“It’s done,” his voice drifted back, distorted through the heavy wood. “Cut her off. Cancel the cards. I want her to crawl out of this hospital.”
I curled into a ball, hot tears streaming down my face. The nurse hurriedly placed the baby in the crib and rushed to help me. “Mrs. Reynolds, you mustn’t move! You’re bleeding!”
But my ears were straining. I heard the ding of the elevator at the end of the hall. He was leaving. He was really abandoning us.
And then, another sound cut through the air. Not footsteps. Not the elevator.
It was a heavy, dull thud. Crunch.
Like a sack of cement dropped from the ceiling onto the linoleum.
Mark’s shouting cut off mid-sentence. There was a second of silence, followed by an explosion of chaos in the corridor.
“MAN DOWN!”
“Call a doctor! Hurry!”
“Pulse is thready! Get the crash cart!”
The nurse holding me froze, her face draining of color.
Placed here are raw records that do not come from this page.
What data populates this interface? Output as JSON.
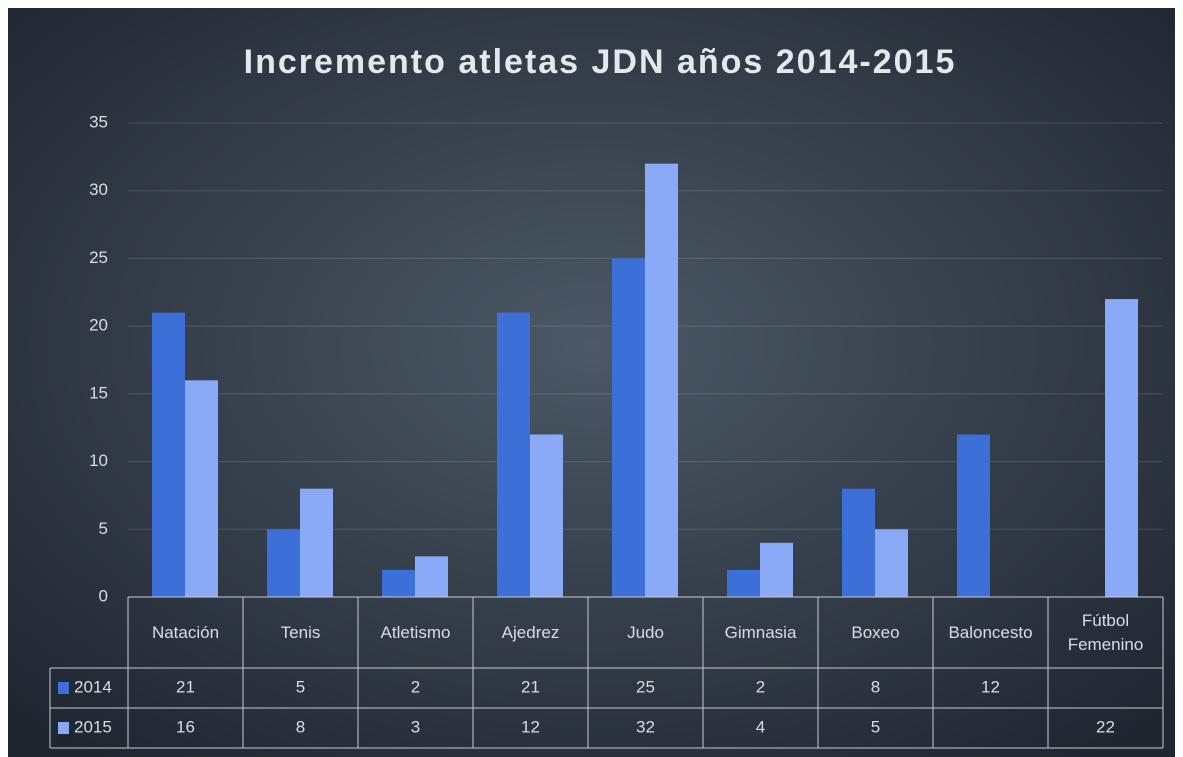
{
  "chart_data": {
    "type": "bar",
    "title": "Incremento atletas JDN años 2014-2015",
    "categories": [
      "Natación",
      "Tenis",
      "Atletismo",
      "Ajedrez",
      "Judo",
      "Gimnasia",
      "Boxeo",
      "Baloncesto",
      "Fútbol Femenino"
    ],
    "series": [
      {
        "name": "2014",
        "color": "#3d6fd8",
        "values": [
          21,
          5,
          2,
          21,
          25,
          2,
          8,
          12,
          null
        ]
      },
      {
        "name": "2015",
        "color": "#8aa9f6",
        "values": [
          16,
          8,
          3,
          12,
          32,
          4,
          5,
          null,
          22
        ]
      }
    ],
    "ylim": [
      0,
      35
    ],
    "yticks": [
      0,
      5,
      10,
      15,
      20,
      25,
      30,
      35
    ],
    "grid": true
  }
}
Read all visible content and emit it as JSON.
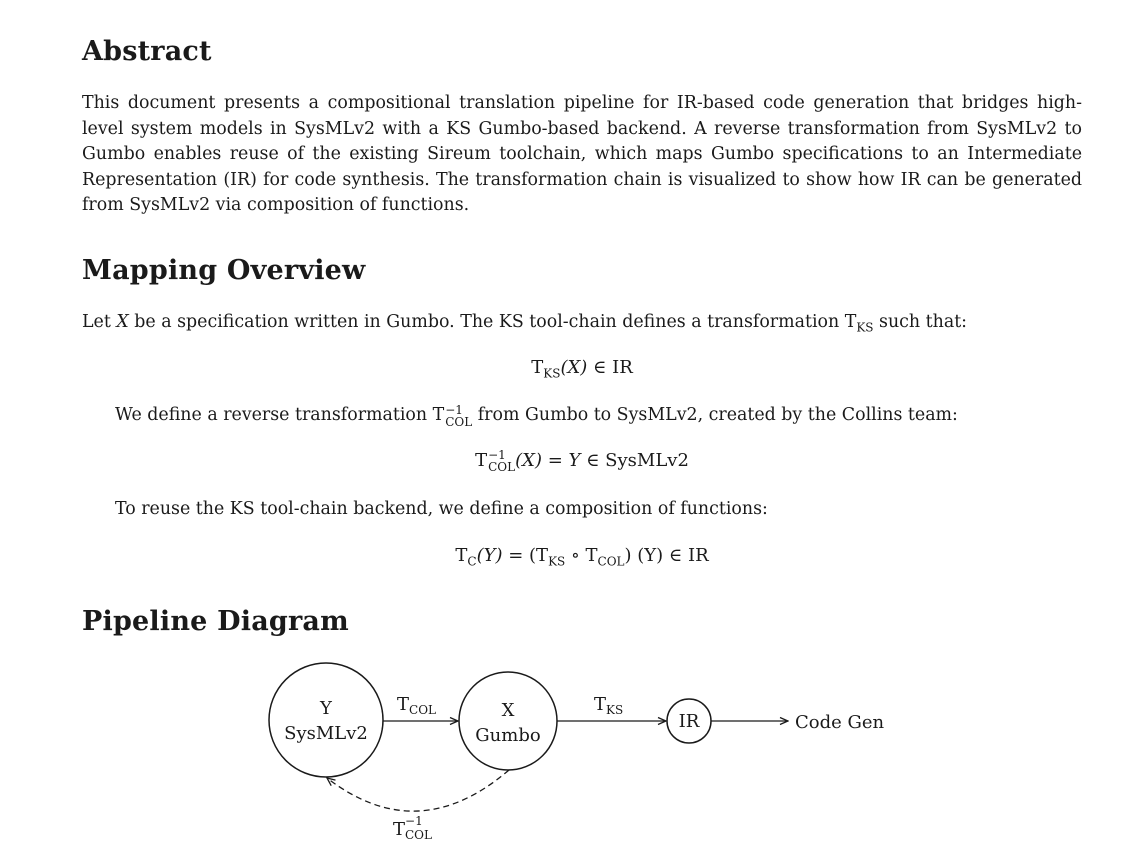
{
  "sections": {
    "abstract": {
      "heading": "Abstract",
      "text": "This document presents a compositional translation pipeline for IR-based code generation that bridges high-level system models in SysMLv2 with a KS Gumbo-based backend.  A reverse transformation from SysMLv2 to Gumbo enables reuse of the existing Sireum toolchain, which maps Gumbo specifications to an Intermediate Representation (IR) for code synthesis. The transformation chain is visualized to show how IR can be generated from SysMLv2 via composition of functions."
    },
    "mapping": {
      "heading": "Mapping Overview",
      "line1_pre": "Let ",
      "line1_var": "X",
      "line1_mid": " be a specification written in Gumbo. The KS tool-chain defines a transformation T",
      "line1_sub": "KS",
      "line1_post": " such that:",
      "eq1": {
        "t": "T",
        "sub": "KS",
        "arg": "(X)",
        "rest": " ∈ IR"
      },
      "line2_pre": "We define a reverse transformation T",
      "line2_sup": "−1",
      "line2_sub": "COL",
      "line2_post": " from Gumbo to SysMLv2, created by the Collins team:",
      "eq2": {
        "t": "T",
        "sup": "−1",
        "sub": "COL",
        "arg": "(X)",
        "mid": " = Y",
        "rest": " ∈ SysMLv2"
      },
      "line3": "To reuse the KS tool-chain backend, we define a composition of functions:",
      "eq3": {
        "t": "T",
        "sub": "C",
        "arg": "(Y)",
        "eq": " = (T",
        "sub2": "KS",
        "comp": " ∘ T",
        "sub3": "COL",
        "close": ") (Y)",
        "rest": " ∈ IR"
      }
    },
    "pipeline": {
      "heading": "Pipeline Diagram"
    }
  },
  "diagram": {
    "nodes": {
      "y": {
        "line1": "Y",
        "line2": "SysMLv2"
      },
      "x": {
        "line1": "X",
        "line2": "Gumbo"
      },
      "ir": {
        "label": "IR"
      },
      "out": {
        "label": "Code Gen"
      }
    },
    "edges": {
      "t_col": {
        "t": "T",
        "sub": "COL"
      },
      "t_ks": {
        "t": "T",
        "sub": "KS"
      },
      "t_col_inv": {
        "t": "T",
        "sup": "−1",
        "sub": "COL"
      }
    }
  }
}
She looked at the door, then at me. “Stay here,” she ordered, her voice shaking but firm, before sprinting out.
I was left alone in the vast room, with my newborn son wailing from hunger and fear. I dragged myself back onto the bed, every muscle screaming in agony. I pulled my son close, whispering nonsense words to soothe him, and to soothe myself.
An hour passed. It felt like a century.
The door opened again. It wasn’t Mark coming back to apologize. It wasn’t a lawyer coming to evict me. It was the Chief of Medicine, a man with silver hair and a grave expression.
He walked in, not meeting my eyes immediately, but studying the charts in his hand.